In round 26 of the 2022 Super League season, Dufty scored four tries for Warrington in a 38–36 loss against Huddersfield.

===2023===
In round 24 of the 2023 Super League season, Dufty scored two tries for Warrington in their 66–12 victory over Castleford.
Dufty played 28 games for Warrington in the 2023 Super League season and scored 13 tries as Warrington finished sixth on the table and qualified for the playoffs.

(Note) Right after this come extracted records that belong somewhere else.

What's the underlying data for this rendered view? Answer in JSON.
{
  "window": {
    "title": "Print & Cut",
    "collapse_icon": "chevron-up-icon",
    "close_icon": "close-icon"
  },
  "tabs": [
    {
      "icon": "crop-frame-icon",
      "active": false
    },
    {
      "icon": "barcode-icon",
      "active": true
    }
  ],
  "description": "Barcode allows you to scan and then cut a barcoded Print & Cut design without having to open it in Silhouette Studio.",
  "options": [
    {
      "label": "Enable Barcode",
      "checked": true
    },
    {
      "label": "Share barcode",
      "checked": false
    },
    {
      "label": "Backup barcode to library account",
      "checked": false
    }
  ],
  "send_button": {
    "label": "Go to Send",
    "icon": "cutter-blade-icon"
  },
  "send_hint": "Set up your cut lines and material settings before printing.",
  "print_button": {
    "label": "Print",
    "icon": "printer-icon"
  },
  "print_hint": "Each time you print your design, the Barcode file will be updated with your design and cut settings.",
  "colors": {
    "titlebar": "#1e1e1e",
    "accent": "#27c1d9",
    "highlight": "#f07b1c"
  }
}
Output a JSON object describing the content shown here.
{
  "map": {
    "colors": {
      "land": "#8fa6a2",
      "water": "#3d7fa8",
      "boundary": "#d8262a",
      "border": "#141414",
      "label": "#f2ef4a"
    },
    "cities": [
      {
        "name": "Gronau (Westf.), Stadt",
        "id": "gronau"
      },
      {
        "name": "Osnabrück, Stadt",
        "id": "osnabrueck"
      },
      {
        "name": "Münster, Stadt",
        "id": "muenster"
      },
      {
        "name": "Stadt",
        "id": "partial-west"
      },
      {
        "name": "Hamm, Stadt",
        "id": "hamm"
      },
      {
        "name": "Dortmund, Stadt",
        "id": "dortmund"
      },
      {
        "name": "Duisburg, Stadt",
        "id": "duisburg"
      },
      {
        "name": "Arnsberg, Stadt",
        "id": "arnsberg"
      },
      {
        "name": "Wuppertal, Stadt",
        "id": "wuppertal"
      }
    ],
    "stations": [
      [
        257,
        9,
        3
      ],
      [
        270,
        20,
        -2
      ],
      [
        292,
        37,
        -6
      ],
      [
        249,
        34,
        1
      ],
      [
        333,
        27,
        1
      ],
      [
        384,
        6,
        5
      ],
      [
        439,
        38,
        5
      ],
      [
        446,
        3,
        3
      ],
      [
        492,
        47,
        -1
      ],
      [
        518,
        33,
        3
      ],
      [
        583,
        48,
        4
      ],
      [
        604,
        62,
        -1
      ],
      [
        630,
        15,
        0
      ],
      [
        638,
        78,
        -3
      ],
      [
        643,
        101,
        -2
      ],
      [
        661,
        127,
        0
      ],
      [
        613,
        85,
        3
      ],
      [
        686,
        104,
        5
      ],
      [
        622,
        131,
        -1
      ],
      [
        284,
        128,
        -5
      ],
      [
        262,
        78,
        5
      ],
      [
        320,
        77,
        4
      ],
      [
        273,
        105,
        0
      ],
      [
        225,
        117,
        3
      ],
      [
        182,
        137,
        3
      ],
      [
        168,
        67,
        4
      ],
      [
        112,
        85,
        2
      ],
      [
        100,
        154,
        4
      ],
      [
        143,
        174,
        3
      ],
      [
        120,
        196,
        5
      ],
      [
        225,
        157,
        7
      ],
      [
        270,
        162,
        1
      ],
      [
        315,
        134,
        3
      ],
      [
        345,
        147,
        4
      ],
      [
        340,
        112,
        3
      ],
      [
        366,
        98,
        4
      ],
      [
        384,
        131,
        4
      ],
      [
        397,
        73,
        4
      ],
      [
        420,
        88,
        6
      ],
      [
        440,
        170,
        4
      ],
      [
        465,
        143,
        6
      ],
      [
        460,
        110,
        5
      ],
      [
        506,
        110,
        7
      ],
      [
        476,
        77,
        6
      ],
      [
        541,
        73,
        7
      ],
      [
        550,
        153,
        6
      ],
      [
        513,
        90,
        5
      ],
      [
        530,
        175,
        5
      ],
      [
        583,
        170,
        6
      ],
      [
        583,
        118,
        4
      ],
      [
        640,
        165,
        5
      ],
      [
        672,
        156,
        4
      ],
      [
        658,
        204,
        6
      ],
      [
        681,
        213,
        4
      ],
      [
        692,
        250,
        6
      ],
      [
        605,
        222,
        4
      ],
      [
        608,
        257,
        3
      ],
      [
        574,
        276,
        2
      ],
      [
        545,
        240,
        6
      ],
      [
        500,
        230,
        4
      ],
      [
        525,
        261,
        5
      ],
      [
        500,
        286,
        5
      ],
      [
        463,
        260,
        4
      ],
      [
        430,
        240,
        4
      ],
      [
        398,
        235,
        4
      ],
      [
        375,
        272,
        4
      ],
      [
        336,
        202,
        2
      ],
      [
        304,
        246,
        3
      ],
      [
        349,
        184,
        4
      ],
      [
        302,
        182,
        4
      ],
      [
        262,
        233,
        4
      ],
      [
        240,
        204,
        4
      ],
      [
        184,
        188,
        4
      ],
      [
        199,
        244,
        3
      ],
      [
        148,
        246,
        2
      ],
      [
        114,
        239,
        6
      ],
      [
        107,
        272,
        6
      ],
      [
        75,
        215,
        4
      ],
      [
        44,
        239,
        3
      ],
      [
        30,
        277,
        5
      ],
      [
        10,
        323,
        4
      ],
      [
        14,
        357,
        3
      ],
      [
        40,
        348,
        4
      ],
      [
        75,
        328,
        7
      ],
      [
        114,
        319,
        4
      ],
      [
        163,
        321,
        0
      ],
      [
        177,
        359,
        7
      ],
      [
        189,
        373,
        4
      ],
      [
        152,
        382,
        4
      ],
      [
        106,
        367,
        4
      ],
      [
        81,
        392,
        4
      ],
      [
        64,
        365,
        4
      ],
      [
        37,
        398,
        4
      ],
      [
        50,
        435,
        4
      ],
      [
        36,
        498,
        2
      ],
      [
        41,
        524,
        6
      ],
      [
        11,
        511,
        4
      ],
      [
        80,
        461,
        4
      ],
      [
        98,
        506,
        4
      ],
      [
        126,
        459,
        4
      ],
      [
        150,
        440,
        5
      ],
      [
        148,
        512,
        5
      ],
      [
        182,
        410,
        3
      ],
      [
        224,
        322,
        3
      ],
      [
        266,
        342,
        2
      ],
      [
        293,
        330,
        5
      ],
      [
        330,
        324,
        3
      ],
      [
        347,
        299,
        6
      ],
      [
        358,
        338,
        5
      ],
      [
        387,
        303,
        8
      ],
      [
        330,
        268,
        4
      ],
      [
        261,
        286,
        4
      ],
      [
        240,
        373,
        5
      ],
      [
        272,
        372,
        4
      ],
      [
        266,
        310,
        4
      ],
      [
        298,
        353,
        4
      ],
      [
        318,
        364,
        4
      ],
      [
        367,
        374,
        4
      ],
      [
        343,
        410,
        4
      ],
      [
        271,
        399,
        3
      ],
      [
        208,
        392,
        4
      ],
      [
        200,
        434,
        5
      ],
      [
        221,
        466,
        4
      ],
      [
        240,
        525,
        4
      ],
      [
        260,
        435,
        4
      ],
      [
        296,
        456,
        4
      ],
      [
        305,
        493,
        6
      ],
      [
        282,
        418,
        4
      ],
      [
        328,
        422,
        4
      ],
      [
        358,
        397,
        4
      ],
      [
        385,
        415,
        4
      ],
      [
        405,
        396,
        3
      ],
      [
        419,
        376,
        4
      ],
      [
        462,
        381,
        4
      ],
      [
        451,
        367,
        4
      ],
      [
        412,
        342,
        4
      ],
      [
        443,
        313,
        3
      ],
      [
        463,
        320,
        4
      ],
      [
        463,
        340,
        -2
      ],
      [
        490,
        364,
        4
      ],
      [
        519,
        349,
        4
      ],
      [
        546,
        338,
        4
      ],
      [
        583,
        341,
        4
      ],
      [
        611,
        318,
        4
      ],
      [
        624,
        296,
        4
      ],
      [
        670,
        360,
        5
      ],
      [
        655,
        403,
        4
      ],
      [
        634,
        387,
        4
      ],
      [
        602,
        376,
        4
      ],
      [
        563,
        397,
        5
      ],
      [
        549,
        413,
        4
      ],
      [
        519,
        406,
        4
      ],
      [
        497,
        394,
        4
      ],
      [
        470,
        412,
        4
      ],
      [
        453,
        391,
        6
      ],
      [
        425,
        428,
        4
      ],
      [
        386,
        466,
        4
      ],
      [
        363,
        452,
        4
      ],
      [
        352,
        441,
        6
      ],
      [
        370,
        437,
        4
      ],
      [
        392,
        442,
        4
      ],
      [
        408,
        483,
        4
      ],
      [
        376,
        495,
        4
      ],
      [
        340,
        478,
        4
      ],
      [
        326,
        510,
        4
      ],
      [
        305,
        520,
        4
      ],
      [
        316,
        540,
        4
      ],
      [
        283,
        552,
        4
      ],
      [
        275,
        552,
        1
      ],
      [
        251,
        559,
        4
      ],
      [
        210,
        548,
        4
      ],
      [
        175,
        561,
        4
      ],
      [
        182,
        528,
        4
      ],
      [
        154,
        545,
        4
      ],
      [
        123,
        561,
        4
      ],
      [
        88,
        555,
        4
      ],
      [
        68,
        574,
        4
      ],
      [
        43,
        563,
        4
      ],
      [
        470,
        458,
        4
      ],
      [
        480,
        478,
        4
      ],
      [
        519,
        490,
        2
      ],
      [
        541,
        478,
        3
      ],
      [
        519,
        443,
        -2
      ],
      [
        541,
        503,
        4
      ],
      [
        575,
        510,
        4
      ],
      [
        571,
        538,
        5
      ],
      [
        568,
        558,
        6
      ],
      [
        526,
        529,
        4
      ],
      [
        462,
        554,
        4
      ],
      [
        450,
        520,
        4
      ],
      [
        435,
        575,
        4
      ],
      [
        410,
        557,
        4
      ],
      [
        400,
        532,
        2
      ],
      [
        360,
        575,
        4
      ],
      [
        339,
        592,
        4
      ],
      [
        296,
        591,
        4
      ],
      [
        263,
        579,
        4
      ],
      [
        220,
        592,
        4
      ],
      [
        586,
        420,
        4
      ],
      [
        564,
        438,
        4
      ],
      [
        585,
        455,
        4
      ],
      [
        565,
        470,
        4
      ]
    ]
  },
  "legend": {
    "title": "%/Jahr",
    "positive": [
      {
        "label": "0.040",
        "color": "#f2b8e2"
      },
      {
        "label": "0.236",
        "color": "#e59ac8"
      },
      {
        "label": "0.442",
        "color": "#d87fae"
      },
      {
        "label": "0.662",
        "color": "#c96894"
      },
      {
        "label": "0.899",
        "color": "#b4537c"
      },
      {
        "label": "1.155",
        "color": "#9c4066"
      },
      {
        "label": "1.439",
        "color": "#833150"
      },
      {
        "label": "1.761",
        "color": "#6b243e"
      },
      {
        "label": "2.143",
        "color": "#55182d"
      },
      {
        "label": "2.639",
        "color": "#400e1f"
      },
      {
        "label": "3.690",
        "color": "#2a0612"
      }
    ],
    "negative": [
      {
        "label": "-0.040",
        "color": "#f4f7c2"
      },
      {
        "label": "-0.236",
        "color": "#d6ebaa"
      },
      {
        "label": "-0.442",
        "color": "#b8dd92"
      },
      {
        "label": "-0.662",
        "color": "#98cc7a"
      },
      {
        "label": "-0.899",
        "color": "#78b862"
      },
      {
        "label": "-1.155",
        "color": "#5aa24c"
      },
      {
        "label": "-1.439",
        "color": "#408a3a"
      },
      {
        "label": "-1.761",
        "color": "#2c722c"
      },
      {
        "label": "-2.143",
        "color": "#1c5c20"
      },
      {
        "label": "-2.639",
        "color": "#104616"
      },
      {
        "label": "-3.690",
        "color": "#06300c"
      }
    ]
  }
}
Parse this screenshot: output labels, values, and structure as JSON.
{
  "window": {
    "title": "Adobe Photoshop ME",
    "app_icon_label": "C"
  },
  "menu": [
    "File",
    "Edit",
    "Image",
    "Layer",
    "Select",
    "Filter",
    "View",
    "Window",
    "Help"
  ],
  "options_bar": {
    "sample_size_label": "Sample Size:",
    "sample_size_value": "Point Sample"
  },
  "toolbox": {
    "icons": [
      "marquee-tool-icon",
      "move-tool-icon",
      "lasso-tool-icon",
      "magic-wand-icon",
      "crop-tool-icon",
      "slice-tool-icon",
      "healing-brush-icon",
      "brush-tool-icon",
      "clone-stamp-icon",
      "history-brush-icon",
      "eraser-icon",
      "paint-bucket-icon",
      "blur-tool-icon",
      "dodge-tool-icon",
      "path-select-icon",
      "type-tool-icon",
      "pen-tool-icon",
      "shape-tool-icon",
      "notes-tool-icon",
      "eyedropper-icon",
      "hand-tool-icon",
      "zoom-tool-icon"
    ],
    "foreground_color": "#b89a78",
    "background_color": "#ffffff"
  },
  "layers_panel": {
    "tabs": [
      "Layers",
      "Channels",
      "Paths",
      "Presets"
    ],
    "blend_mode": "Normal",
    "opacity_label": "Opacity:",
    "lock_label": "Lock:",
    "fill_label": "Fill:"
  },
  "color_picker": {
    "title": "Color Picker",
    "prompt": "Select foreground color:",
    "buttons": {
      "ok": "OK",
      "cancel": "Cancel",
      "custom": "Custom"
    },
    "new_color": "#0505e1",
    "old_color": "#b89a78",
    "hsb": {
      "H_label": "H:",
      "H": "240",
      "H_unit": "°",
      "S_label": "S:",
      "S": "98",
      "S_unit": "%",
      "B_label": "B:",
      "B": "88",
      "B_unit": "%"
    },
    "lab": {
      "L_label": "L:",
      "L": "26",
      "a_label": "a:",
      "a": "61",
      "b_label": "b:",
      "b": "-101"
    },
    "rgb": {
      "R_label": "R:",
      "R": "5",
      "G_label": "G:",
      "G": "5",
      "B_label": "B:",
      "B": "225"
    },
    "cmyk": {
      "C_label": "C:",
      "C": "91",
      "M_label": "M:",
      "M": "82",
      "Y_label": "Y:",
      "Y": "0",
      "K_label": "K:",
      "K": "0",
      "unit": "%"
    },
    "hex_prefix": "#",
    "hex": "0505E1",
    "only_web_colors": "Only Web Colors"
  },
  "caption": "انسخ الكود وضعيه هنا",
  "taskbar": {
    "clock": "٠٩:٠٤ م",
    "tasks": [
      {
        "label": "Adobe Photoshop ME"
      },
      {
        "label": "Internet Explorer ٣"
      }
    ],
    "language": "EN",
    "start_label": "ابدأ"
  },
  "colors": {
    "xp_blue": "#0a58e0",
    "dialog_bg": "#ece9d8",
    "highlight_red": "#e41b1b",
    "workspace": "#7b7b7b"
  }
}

Dufty played in the clubs elimination playoff loss against St Helens.

===2024===
In round 5 of the 2024 Super League season, Dufty scored a hat-trick in Warrington's 58–4 victory over the hapless London side.
On 21 March, Dufty signed a contract extension with Warrington to remain at the club until the end of 2026.
On 8 June, Dufty played in Warrington's 2024 Challenge Cup final defeat against Wigan. On 17 August, Dufty scored a hat-trick in Warrington's 24–6 Magic WKND win over the Leeds Rhinos at Elland Road and was awarded the Betfred Man of the Match award. Dufty played a total of 24 games for Warrington in the 2024 Super League season as the club reached the semi-final before losing to Hull Kingston Rovers.

===2025===
On 7 June, Dufty played in Warrington's 8-6 Challenge Cup final loss against Hull Kingston Rovers. Dufty played 21 games for Warrington in the 2025 Super League season as Warrington missed the playoffs finishing 8th on the table.

===2026===
On 7 January 2026 it was reported that he had left Warrington, by mutual consent, to return to Australia. On 19 January, it was reported that Dufty had signed a NSW Cup contract with South Sydney.
Dufty made his club debut for South Sydney in the annual Charity Shield match against his former team St. George Illawarra.
In round 7 of the 2026 NRL season, Dufty made his first start of the season for Souths against St. George Illawarra scoring a try in a 30-12 victory.

== Statistics ==

| Year | Team | Games | Tries | Pts |
| 2017 | St. George Illawarra Dragons | 7 | 3 | 12 |
| 2018 | 26 | 13 | 52 |
| 2019 | 16 | 5 | 20 |
| 2020 | 18 | 13 | 52 |
| 2021 | 15 | 10 | 40 |
| 2022 | Canterbury-Bankstown Bulldogs | 12 | 1 | 4 |
| Warrington | 6 | 5 | 20 |
| 2023 | Warrington | 30 | 14 | 56 |
| 2024 | 28 | 20 | 80 |
| 2025 | 21 | 8 | 32 |
| 2026 | South Sydney Rabbitohs | 13 | 3 | 12 |
|  | Totals | 195 | 95 | 380 |

==Controversy==
On 5 July 2021, Dufty was fined $23,000 by the NRL and suspended for one game after breaching the game's COVID-19 bio-security protocols when he attended a party along with 12 other St. George Illawarra players at Paul Vaughan's property.